I think that much of the snarky behavior comes from people feeling the obligation to convince others that they have a better way of looking at things. Once your point has been stated clearly, there isn't much else to say or do.
Examples: I think quantitative analysis is fun, but I think it is of dubious value when it comes to differentiating a good GM from a bad GM. The job is just too difficult and the tools too blunt. For this reason, I don't understand why people get bent out of shape over a transaction not following sabr best practices. I also hate the notion that you can only judge the quality of a deal based on the information widely known to the public at the moment of the transaction and attributing an unexpected success to luck, rather than acknowledging somebody may have known something I didn't and it helped make a better decision than I would have. These are my pet peeves, but I'm not a missionary by spirit, so I just move on to the next comment when I see things that make no sense to me if they have already been beaten into the ground.
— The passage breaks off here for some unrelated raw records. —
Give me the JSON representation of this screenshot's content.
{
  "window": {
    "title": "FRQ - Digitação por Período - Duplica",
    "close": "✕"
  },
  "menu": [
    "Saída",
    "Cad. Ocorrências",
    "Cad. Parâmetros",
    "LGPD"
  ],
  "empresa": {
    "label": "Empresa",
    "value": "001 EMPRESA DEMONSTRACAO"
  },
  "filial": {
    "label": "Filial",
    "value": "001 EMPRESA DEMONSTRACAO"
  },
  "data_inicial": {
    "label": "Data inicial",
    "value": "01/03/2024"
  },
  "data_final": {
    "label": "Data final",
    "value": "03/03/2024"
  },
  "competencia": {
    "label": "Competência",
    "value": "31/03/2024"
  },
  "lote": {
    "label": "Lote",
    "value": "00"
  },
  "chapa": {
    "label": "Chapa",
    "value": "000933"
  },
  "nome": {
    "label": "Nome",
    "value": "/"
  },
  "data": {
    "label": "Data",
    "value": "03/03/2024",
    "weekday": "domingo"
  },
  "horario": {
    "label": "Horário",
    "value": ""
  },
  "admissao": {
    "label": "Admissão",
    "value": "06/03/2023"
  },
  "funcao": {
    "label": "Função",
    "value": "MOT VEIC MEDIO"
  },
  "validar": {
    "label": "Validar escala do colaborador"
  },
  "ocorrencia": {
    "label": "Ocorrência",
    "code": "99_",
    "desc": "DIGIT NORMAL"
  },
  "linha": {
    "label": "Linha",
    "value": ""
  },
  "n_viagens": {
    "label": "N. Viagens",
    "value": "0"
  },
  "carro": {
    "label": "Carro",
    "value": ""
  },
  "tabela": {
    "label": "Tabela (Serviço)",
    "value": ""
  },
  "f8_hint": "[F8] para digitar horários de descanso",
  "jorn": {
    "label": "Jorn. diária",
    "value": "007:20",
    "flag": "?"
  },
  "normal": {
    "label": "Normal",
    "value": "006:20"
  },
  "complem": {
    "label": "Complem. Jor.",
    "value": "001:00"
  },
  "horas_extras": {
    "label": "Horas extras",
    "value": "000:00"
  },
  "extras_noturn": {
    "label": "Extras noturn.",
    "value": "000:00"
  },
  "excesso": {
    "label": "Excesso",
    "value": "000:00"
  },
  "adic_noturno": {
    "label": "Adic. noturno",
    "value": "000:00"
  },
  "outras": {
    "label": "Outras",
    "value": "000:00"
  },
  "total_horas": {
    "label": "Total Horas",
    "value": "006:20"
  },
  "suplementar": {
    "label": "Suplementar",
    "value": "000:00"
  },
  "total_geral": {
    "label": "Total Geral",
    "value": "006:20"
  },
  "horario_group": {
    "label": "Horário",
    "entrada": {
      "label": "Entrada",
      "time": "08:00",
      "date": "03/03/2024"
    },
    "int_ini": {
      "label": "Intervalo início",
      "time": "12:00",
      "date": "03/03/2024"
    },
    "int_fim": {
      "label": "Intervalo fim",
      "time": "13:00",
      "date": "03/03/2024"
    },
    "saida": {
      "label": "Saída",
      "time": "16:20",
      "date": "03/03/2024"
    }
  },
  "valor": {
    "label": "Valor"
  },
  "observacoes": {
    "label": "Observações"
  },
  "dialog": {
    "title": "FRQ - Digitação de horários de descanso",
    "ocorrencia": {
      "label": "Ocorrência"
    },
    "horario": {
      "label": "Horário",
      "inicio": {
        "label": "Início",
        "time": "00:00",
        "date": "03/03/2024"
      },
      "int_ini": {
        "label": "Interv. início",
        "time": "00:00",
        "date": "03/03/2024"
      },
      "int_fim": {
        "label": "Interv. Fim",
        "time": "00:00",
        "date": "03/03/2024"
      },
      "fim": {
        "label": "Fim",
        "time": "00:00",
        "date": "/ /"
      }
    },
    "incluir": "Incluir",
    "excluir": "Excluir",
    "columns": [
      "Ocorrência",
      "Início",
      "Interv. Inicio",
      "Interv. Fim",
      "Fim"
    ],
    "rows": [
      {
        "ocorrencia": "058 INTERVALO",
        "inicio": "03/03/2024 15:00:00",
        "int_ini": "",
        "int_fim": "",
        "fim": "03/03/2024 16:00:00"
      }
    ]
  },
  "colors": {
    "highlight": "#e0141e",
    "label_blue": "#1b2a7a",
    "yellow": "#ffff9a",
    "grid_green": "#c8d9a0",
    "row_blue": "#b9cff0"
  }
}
Now I acknowledge that it is different when ideas I don't like are associated with me because I am associated with the product, but if that makes me behave anti-socially I should just turn off the comments. You don't seem to have a problem with different ideas, nor do Lonnie and the mods at Mariner Central, which is why these are the only places I bother to comment. I do think that other websites do have a really hard time having ideas posted on their sites that they find wrong. I still read the sites, but I don't comment.